Speaking of Rösti, this dish of boiled, coarsely grated potatoes that are fried in butter until they are crispy on both sides has been used for generations to illustrate the differences between the German- and French-speaking parts of Switzerland. This is the so-called Röstigraben, the ‘trench’ dividing the German speakers from the ‘Romands’. And indeed the differences extend to culinary behaviour and preferences. The French and Italian speakers eat far less Rösti than the German-speaking Swiss. They take their culinary cues more from France than from the Grisons, from Zurich, St. Gallen or Basel. This is true of top gastronomy, with the Restaurant de l’Hôtel de Ville in Crissier as a beacon, as well as in more down-to-earth establishments and at home.
The joy of Swiss chocolate
But when it comes to chocolate, the Swiss are united.

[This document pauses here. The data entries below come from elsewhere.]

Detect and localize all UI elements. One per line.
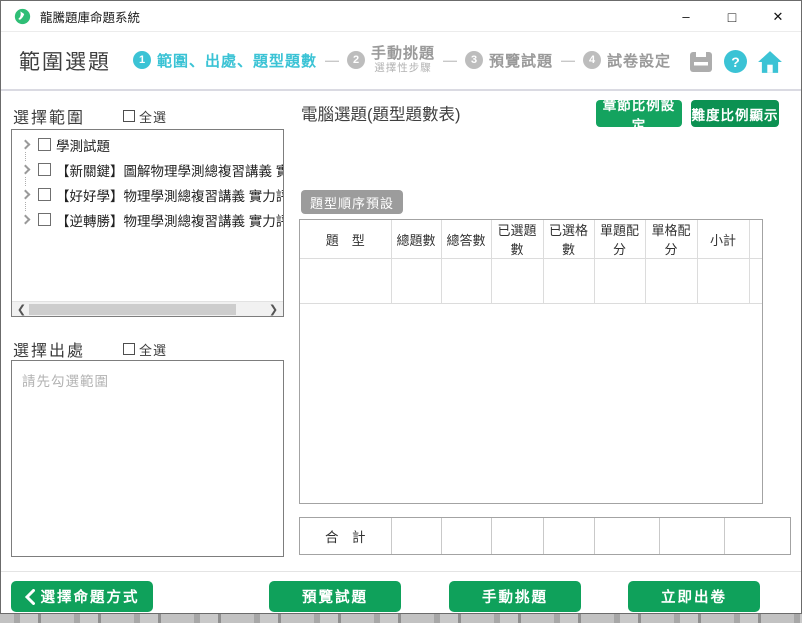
step-separator: — bbox=[561, 52, 575, 68]
total-cell bbox=[543, 518, 594, 554]
cell[interactable] bbox=[300, 259, 391, 304]
computer-selection-title: 電腦選題(題型題數表) bbox=[301, 101, 461, 125]
item-checkbox[interactable] bbox=[38, 163, 51, 176]
horizontal-scrollbar[interactable]: ❮ ❯ bbox=[12, 301, 283, 316]
question-type-table: 題 型 總題數 總答數 已選題數 已選格數 單題配分 單格配分 小計 bbox=[300, 220, 762, 304]
item-checkbox[interactable] bbox=[38, 213, 51, 226]
col-question-type: 題 型 bbox=[300, 220, 391, 259]
step-2-circle: 2 bbox=[347, 51, 365, 69]
difficulty-ratio-button[interactable]: 難度比例顯示 bbox=[691, 100, 779, 127]
total-label: 合 計 bbox=[300, 518, 391, 554]
question-type-table-container: 題 型 總題數 總答數 已選題數 已選格數 單題配分 單格配分 小計 bbox=[299, 219, 763, 504]
source-select-all[interactable]: 全選 bbox=[123, 340, 167, 359]
app-logo-icon bbox=[14, 8, 31, 25]
total-table: 合 計 bbox=[300, 518, 790, 554]
total-cell bbox=[594, 518, 659, 554]
window-title: 龍騰題庫命題系統 bbox=[40, 7, 140, 26]
title-bar: 龍騰題庫命題系統 – □ ✕ bbox=[1, 1, 801, 32]
preview-questions-button[interactable]: 預覽試題 bbox=[269, 581, 401, 612]
generate-paper-button[interactable]: 立即出卷 bbox=[628, 581, 760, 612]
wizard-steps: 1 範圍、出處、題型題數 — 2 手動挑題 選擇性步驟 — 3 預覽試題 — 4… bbox=[133, 46, 671, 74]
cell[interactable] bbox=[391, 259, 441, 304]
col-total-questions: 總題數 bbox=[391, 220, 441, 259]
home-icon[interactable] bbox=[757, 49, 783, 75]
back-to-method-button[interactable]: 選擇命題方式 bbox=[11, 581, 153, 612]
expander-icon[interactable] bbox=[21, 165, 31, 175]
total-cell bbox=[659, 518, 724, 554]
save-icon[interactable] bbox=[688, 49, 714, 75]
step-4-circle: 4 bbox=[583, 51, 601, 69]
source-section-title: 選擇出處 bbox=[13, 337, 85, 361]
page-title: 範圍選題 bbox=[19, 46, 111, 76]
cell bbox=[749, 259, 762, 304]
chapter-ratio-button[interactable]: 章節比例設定 bbox=[596, 100, 682, 127]
range-tree-item[interactable]: 學測試題 bbox=[12, 132, 283, 157]
range-tree-item[interactable]: 【新關鍵】圖解物理學測總複習講義 實力評量 bbox=[12, 157, 283, 182]
total-row-container: 合 計 bbox=[299, 517, 791, 555]
maximize-button[interactable]: □ bbox=[709, 1, 755, 32]
step-4-paper-settings[interactable]: 4 試卷設定 bbox=[583, 50, 671, 71]
table-row bbox=[300, 259, 762, 304]
cell[interactable] bbox=[645, 259, 697, 304]
range-tree-item[interactable]: 【好好學】物理學測總複習講義 實力評量 bbox=[12, 182, 283, 207]
step-1-range[interactable]: 1 範圍、出處、題型題數 bbox=[133, 50, 317, 71]
total-cell bbox=[491, 518, 543, 554]
total-cell bbox=[441, 518, 491, 554]
cell[interactable] bbox=[491, 259, 543, 304]
help-icon[interactable]: ? bbox=[724, 50, 747, 73]
source-placeholder: 請先勾選範圍 bbox=[22, 370, 283, 390]
range-tree-panel: 學測試題 【新關鍵】圖解物理學測總複習講義 實力評量 【好好學】物理學測總複習講… bbox=[11, 129, 284, 317]
item-checkbox[interactable] bbox=[38, 188, 51, 201]
col-total-answers: 總答數 bbox=[441, 220, 491, 259]
step-3-circle: 3 bbox=[465, 51, 483, 69]
item-checkbox[interactable] bbox=[38, 138, 51, 151]
range-select-all-checkbox[interactable] bbox=[123, 110, 135, 122]
scroll-right-icon[interactable]: ❯ bbox=[266, 302, 281, 317]
step-2-manual-pick[interactable]: 2 手動挑題 選擇性步驟 bbox=[347, 46, 435, 74]
col-selected-questions: 已選題數 bbox=[491, 220, 543, 259]
cell[interactable] bbox=[441, 259, 491, 304]
col-subtotal: 小計 bbox=[697, 220, 749, 259]
step-1-circle: 1 bbox=[133, 51, 151, 69]
taskbar-edge bbox=[0, 614, 802, 623]
app-window: 龍騰題庫命題系統 – □ ✕ 範圍選題 1 範圍、出處、題型題數 — 2 手動挑… bbox=[0, 0, 802, 614]
col-extra bbox=[749, 220, 762, 259]
source-select-all-checkbox[interactable] bbox=[123, 343, 135, 355]
step-3-preview[interactable]: 3 預覽試題 bbox=[465, 50, 553, 71]
total-row: 合 計 bbox=[300, 518, 790, 554]
back-chevron-icon bbox=[25, 589, 35, 605]
scrollbar-thumb[interactable] bbox=[29, 304, 236, 315]
question-order-badge[interactable]: 題型順序預設 bbox=[301, 190, 403, 214]
manual-pick-button[interactable]: 手動挑題 bbox=[449, 581, 581, 612]
total-cell bbox=[724, 518, 790, 554]
col-points-per-question: 單題配分 bbox=[594, 220, 645, 259]
bottom-divider bbox=[1, 571, 801, 572]
range-select-all[interactable]: 全選 bbox=[123, 107, 167, 126]
range-section-title: 選擇範圍 bbox=[13, 104, 85, 128]
close-button[interactable]: ✕ bbox=[755, 1, 801, 32]
col-points-per-blank: 單格配分 bbox=[645, 220, 697, 259]
expander-icon[interactable] bbox=[21, 140, 31, 150]
expander-icon[interactable] bbox=[21, 190, 31, 200]
wizard-nav: 範圍選題 1 範圍、出處、題型題數 — 2 手動挑題 選擇性步驟 — 3 預覽試… bbox=[1, 32, 801, 91]
range-tree-item[interactable]: 【逆轉勝】物理學測總複習講義 實力評量 bbox=[12, 207, 283, 232]
scroll-left-icon[interactable]: ❮ bbox=[14, 302, 29, 317]
total-cell bbox=[391, 518, 441, 554]
step-separator: — bbox=[443, 52, 457, 68]
cell[interactable] bbox=[594, 259, 645, 304]
step-separator: — bbox=[325, 52, 339, 68]
col-selected-blanks: 已選格數 bbox=[543, 220, 594, 259]
source-list-panel: 請先勾選範圍 bbox=[11, 360, 284, 557]
table-header-row: 題 型 總題數 總答數 已選題數 已選格數 單題配分 單格配分 小計 bbox=[300, 220, 762, 259]
expander-icon[interactable] bbox=[21, 215, 31, 225]
minimize-button[interactable]: – bbox=[663, 1, 709, 32]
cell[interactable] bbox=[697, 259, 749, 304]
cell[interactable] bbox=[543, 259, 594, 304]
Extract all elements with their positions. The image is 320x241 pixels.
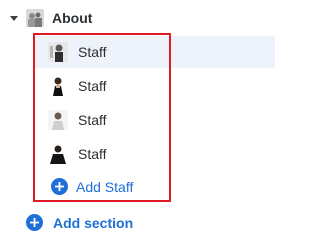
- tree-node-about[interactable]: About: [8, 6, 92, 30]
- add-section-button[interactable]: Add section: [26, 214, 133, 231]
- plus-circle-icon: [26, 214, 43, 231]
- add-section-label: Add section: [53, 214, 134, 231]
- group-thumbnail-icon: [26, 9, 44, 27]
- page-tree-panel: About Staff Staff Staff Staff Add Staff …: [0, 0, 275, 241]
- highlight-annotation-box: [33, 33, 171, 202]
- tree-node-label: About: [52, 10, 93, 26]
- caret-down-icon[interactable]: [8, 12, 20, 24]
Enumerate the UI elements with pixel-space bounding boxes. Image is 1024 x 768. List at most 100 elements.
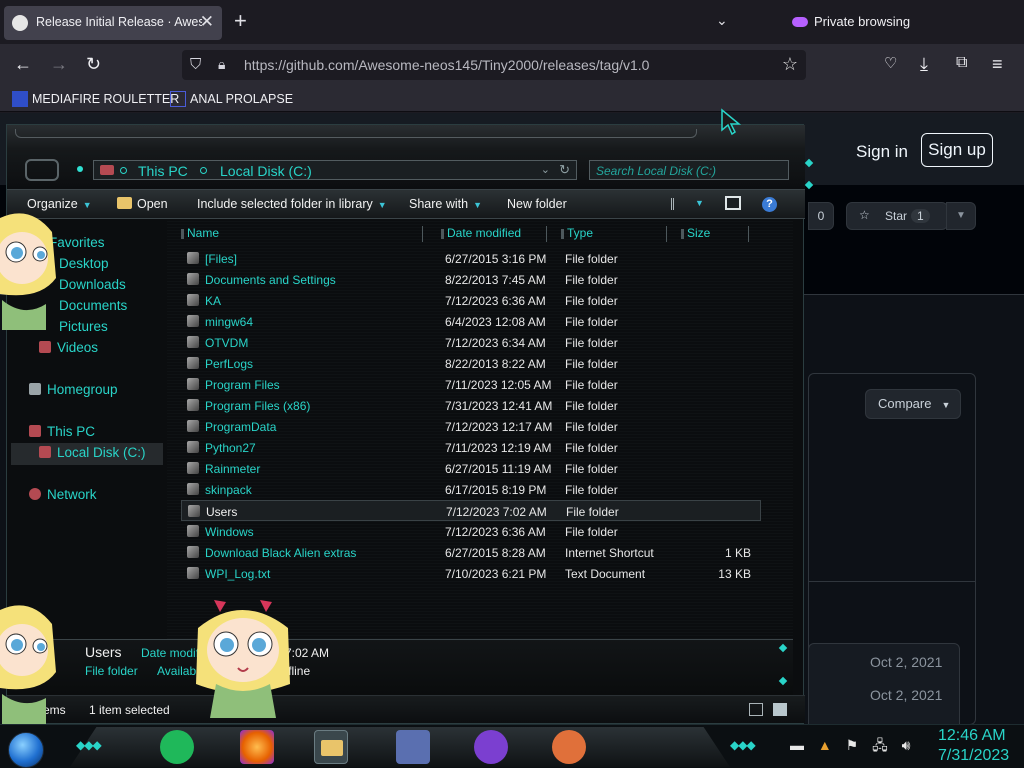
- file-explorer-window[interactable]: This PC Local Disk (C:) ⌄ ↻ Search Local…: [6, 124, 805, 724]
- flag-icon[interactable]: ⚑: [846, 737, 859, 753]
- tracking-protection-shield-icon[interactable]: ⛉: [190, 56, 201, 73]
- file-date-modified: 6/27/2015 8:28 AM: [445, 546, 546, 560]
- file-row[interactable]: [Files] 6/27/2015 3:16 PM File folder: [181, 248, 761, 269]
- file-row[interactable]: WPI_Log.txt 7/10/2023 6:21 PM Text Documen…: [181, 563, 761, 584]
- downloads-icon[interactable]: ⤓: [920, 54, 928, 75]
- file-row[interactable]: Program Files (x86) 7/31/2023 12:41 AM Fil…: [181, 395, 761, 416]
- url-bar[interactable]: ⛉ 🔒︎ https://github.com/Awesome-neos145/…: [182, 50, 806, 80]
- refresh-icon[interactable]: ↻: [559, 162, 570, 178]
- clock-time[interactable]: 12:46 AM: [938, 727, 1006, 745]
- back-forward-orb[interactable]: [25, 159, 59, 181]
- star-button[interactable]: ☆ Star 1: [846, 202, 948, 230]
- reload-icon[interactable]: ↻: [86, 54, 101, 75]
- nav-homegroup[interactable]: Homegroup: [29, 382, 118, 397]
- file-row[interactable]: Python27 7/11/2023 12:19 AM File folder: [181, 437, 761, 458]
- compare-label: Compare: [878, 396, 932, 411]
- private-firefox-icon[interactable]: [474, 730, 508, 764]
- fork-count[interactable]: 0: [808, 202, 834, 230]
- media-app-icon[interactable]: [552, 730, 586, 764]
- file-date-modified: 7/12/2023 6:36 AM: [445, 294, 546, 308]
- file-type-icon: [187, 294, 199, 306]
- file-list-pane[interactable]: Name Date modified Type Size [Files] 6/27…: [167, 219, 793, 639]
- github-icon: [12, 15, 28, 31]
- column-header-date[interactable]: Date modified: [441, 226, 547, 242]
- nav-videos[interactable]: Videos: [39, 340, 98, 355]
- file-row[interactable]: Program Files 7/11/2023 12:05 AM File fold…: [181, 374, 761, 395]
- file-row[interactable]: Download Black Alien extras 6/27/2015 8:2…: [181, 542, 761, 563]
- open-button[interactable]: Open: [117, 197, 168, 211]
- extensions-icon[interactable]: ⧉: [956, 54, 967, 72]
- file-row[interactable]: Users 7/12/2023 7:02 AM File folder: [181, 500, 761, 521]
- lock-icon[interactable]: 🔒︎: [218, 56, 225, 73]
- system-tray: ▬ ▲ ⚑ 🖧︎ 🔊︎: [790, 735, 910, 759]
- bookmark-star-icon[interactable]: ☆: [782, 54, 798, 75]
- nav-desktop[interactable]: Desktop: [59, 256, 109, 271]
- sign-up-button[interactable]: Sign up: [921, 133, 993, 167]
- notes-app-icon[interactable]: [160, 730, 194, 764]
- star-dropdown-caret-icon[interactable]: ▼: [946, 202, 976, 230]
- nav-pictures[interactable]: Pictures: [59, 319, 108, 334]
- tray-app-icon[interactable]: ▲: [818, 737, 832, 753]
- column-header-type[interactable]: Type: [561, 226, 667, 242]
- action-center-icon[interactable]: ▬: [790, 737, 804, 753]
- pocket-icon[interactable]: ♡: [884, 54, 897, 72]
- network-icon[interactable]: 🖧︎: [872, 737, 888, 753]
- clock-date[interactable]: 7/31/2023: [938, 747, 1009, 765]
- explorer-title-frame[interactable]: [7, 125, 805, 149]
- bookmark-mediafire[interactable]: MEDIAFIRE ROULETTER: [12, 91, 179, 107]
- nav-network[interactable]: Network: [29, 487, 97, 502]
- nav-this-pc[interactable]: This PC: [29, 424, 95, 439]
- breadcrumb-this-pc[interactable]: This PC: [138, 163, 188, 179]
- file-explorer-taskbar-icon[interactable]: [314, 730, 348, 764]
- file-type: File folder: [565, 273, 618, 287]
- details-view-icon[interactable]: [749, 703, 763, 716]
- close-tab-icon[interactable]: ✕: [200, 12, 214, 32]
- address-dropdown-chevron-icon[interactable]: ⌄: [541, 163, 550, 176]
- search-placeholder[interactable]: Search Local Disk (C:): [596, 164, 716, 178]
- start-orb-icon[interactable]: [8, 732, 44, 768]
- file-row[interactable]: mingw64 6/4/2023 12:08 AM File folder: [181, 311, 761, 332]
- address-bar[interactable]: This PC Local Disk (C:) ⌄ ↻: [93, 160, 577, 180]
- new-folder-button[interactable]: New folder: [507, 197, 567, 211]
- firefox-icon[interactable]: [240, 730, 274, 764]
- file-row[interactable]: OTVDM 7/12/2023 6:34 AM File folder: [181, 332, 761, 353]
- bookmark-second[interactable]: ANAL PROLAPSE: [170, 91, 293, 107]
- include-in-library-button[interactable]: Include selected folder in library ▼: [197, 197, 387, 211]
- volume-icon[interactable]: 🔊︎: [902, 737, 911, 753]
- file-type-icon: [188, 505, 200, 517]
- nav-local-disk[interactable]: Local Disk (C:): [39, 445, 146, 460]
- caret-down-icon[interactable]: ▼: [695, 198, 704, 208]
- file-row[interactable]: Documents and Settings 8/22/2013 7:45 AM F…: [181, 269, 761, 290]
- file-row[interactable]: KA 7/12/2023 6:36 AM File folder: [181, 290, 761, 311]
- file-row[interactable]: Windows 7/12/2023 6:36 AM File folder: [181, 521, 761, 542]
- column-header-name[interactable]: Name: [181, 226, 423, 242]
- file-type: File folder: [565, 336, 618, 350]
- preview-pane-icon[interactable]: [725, 196, 741, 210]
- nav-downloads[interactable]: Downloads: [59, 277, 126, 292]
- cartoon-character-sticker: [0, 213, 56, 330]
- url-text[interactable]: https://github.com/Awesome-neos145/Tiny2…: [244, 57, 649, 73]
- recent-locations-dot-icon[interactable]: [77, 166, 83, 172]
- nav-documents[interactable]: Documents: [59, 298, 127, 313]
- breadcrumb-separator-icon[interactable]: [200, 167, 207, 174]
- compare-button[interactable]: Compare ▼: [865, 389, 961, 419]
- file-row[interactable]: ProgramData 7/12/2023 12:17 AM File folder: [181, 416, 761, 437]
- new-tab-button[interactable]: +: [234, 8, 247, 34]
- column-header-size[interactable]: Size: [681, 226, 749, 242]
- forward-arrow-icon[interactable]: →: [50, 54, 68, 75]
- browser-tab[interactable]: Release Initial Release · Awesome-neos14…: [4, 6, 222, 40]
- control-panel-icon[interactable]: [396, 730, 430, 764]
- sign-in-link[interactable]: Sign in: [856, 142, 908, 162]
- back-arrow-icon[interactable]: ←: [14, 54, 32, 75]
- search-box[interactable]: Search Local Disk (C:): [589, 160, 789, 180]
- menu-hamburger-icon[interactable]: ≡: [992, 54, 1003, 75]
- breadcrumb-separator-icon[interactable]: [120, 167, 127, 174]
- breadcrumb-local-disk[interactable]: Local Disk (C:): [220, 163, 312, 179]
- file-row[interactable]: Rainmeter 6/27/2015 11:19 AM File folder: [181, 458, 761, 479]
- file-row[interactable]: skinpack 6/17/2015 8:19 PM File folder: [181, 479, 761, 500]
- file-row[interactable]: PerfLogs 8/22/2013 8:22 AM File folder: [181, 353, 761, 374]
- share-with-button[interactable]: Share with ▼: [409, 197, 482, 211]
- large-icons-view-icon[interactable]: [773, 703, 787, 716]
- change-view-icon[interactable]: [671, 198, 685, 210]
- list-tabs-chevron-icon[interactable]: ⌄: [716, 12, 728, 29]
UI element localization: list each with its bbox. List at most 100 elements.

Chocolate is as much a part of culinary Switzerland as cheese. It owes its worldwide reputation to the amazing mouthfeel that was invented by Rodolphe Lindt, the son of a Bernese pharmacist. Forgetting to switch off his machines on a Friday evening in 1879, on his return to the factory after the weekend he found an irresistibly fragrant, glossy and delicately melting mass in the mixing vessel.
Not surprisingly, a chocolate dessert on the menu is considered a point of honour by most chefs in Switzerland. And for a few years now, the so-called bean-to-bar scene has flourished all over the country. The aim is to produce chocolate that preserves the original taste of the particular cocoa bean varieties. These chocolate makers process the beans themselves from start to finish and, unlike established players such as Lindt and Cailler, do not add milk powder. So there you have it again, that unique combination of tradition and innovation that is so very typical of Swiss cuisine.
Alexander Kühn is the food writer for Tages-Anzeiger, one of Zurich’s biggest newspapers.